I’m going to explore problem spaces that I am particularly excited about and that harness my individual skills, focusing on how I can provide as much value as possible to the world. How can I truly and tangibly improve people’s lives? I see monetized products and companies as a crucial part of this, because people paying money for a product to solve a problem concretely shows how much value it is providing them.

Problems I am currently exploring

1. Reinventing mass transit: I believe the world has not seen how good mass transit could be.

I'd love to reinvent the way we design buses to design user-centric experiences and smart self-driving buses. To get my foot in the door I could start by working on announcements on buses. This is something I have experience implementing and have networks within the industry and can easily get started on. It’s also something that is in demand with new UK legislation changes. I would next move onto bus payment systems, something that has a lot of inefficiencies and money in, then I will move onto redesigning the entirety of the bus. I also have relevant experience working in public transport entities and startups which makes this particularly relevant.

2. Leveraging TTS AI models for self-published authors: given the booming audiobook and self-publishing market, and convincingly good LLMs, I’m excited to use TTS AI models to assist self-published authors to create audiobooks and other online content.

I personally love listening to audio-books, and I’m excited to see more lesser known books on audio. There is an open source model that few people are using that is substantially better than any of the existing models (Sample of a book I generated here - https://publishing.florencehinder.com/). I think this would make a whole range of books and ideas that aren’t currently read to be more easily consumed.

3. Career advice for high school students: I have been working with high schools and developing a tool that utilizes job demand data, individual skills, and interests to match students with suitable careers and pathways to consider.

I think the existing solutions are outdated, inaccurate, and impersonal. It’s something that I’d have greatly appreciated when I was at school, instead of having several different career pivots before realizing the technology products with fast paced and adaptive teams were my bread and butter. Understanding users and creating user centric products (whether that's for public transit agencies for fast growing startups).

4. Housing Crisis: high quality housing should be a basic human right.

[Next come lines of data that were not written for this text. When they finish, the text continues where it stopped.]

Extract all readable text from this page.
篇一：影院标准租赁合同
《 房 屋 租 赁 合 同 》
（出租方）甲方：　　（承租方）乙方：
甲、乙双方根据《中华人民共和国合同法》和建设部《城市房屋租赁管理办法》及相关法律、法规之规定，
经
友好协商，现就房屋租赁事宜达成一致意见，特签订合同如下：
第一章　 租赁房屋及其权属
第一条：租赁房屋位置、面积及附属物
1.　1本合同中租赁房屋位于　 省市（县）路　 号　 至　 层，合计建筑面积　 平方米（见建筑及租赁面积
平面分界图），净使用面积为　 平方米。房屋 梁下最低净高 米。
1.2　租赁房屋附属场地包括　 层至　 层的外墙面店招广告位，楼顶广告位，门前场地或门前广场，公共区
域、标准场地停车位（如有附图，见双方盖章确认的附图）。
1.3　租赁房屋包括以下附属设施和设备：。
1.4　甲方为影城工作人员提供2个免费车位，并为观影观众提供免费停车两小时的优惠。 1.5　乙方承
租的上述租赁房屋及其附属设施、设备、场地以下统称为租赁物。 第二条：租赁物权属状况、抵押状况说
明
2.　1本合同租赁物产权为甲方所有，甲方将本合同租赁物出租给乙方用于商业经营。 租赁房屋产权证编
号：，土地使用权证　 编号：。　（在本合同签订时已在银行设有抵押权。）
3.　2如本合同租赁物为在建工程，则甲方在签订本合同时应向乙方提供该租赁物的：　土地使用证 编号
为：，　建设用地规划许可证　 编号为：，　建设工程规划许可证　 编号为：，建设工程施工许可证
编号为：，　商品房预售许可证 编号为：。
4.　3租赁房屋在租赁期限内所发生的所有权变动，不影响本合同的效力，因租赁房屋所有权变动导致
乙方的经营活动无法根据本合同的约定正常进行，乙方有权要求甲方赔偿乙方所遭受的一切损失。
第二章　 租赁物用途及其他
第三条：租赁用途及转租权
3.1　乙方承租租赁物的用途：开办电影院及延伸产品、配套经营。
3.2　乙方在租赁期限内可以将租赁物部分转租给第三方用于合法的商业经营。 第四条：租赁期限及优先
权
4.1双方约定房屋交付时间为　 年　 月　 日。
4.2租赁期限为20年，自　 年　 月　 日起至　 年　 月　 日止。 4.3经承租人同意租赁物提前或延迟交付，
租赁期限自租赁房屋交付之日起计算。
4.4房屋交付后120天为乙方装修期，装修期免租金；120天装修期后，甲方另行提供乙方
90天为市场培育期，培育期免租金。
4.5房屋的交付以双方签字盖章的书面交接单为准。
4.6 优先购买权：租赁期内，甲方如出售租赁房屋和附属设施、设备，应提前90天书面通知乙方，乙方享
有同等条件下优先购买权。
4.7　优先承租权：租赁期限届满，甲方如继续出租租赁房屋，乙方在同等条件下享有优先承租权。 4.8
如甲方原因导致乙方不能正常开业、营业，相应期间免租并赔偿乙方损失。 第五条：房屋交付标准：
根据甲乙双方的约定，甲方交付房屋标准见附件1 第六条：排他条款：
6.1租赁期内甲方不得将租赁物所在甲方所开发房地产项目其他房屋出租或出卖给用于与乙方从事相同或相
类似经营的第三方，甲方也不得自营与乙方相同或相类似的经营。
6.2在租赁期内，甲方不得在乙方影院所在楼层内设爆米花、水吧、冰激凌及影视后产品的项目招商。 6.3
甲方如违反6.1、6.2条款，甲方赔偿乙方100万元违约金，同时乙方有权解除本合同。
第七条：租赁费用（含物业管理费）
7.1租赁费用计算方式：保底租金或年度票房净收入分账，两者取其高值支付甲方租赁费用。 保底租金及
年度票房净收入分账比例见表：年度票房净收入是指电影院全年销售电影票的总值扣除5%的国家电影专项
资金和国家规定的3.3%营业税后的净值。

I think current housing sucks. It’s low quality, sprawled and unaffordable. I have a background in Civil Engineering and I am slightly obsessed with good housing design. I’m mostly curious to just explore this space! Understand the problems and see if there are any problems I could help solve.

If any of these ideas or projects sound particularly interesting to you, please reach out! I’d love to talk :)

I learned a lot working on Thought Saver about the importance of emotional buy-in to an idea as a founder, as well as the need for specific and tangible problems to solve. I also got insights into the influence of power dynamics, signalling and social dynamics on decision-making. I look forward to my next adventure and I hope I take all these lessons forward with me on my next endeavour!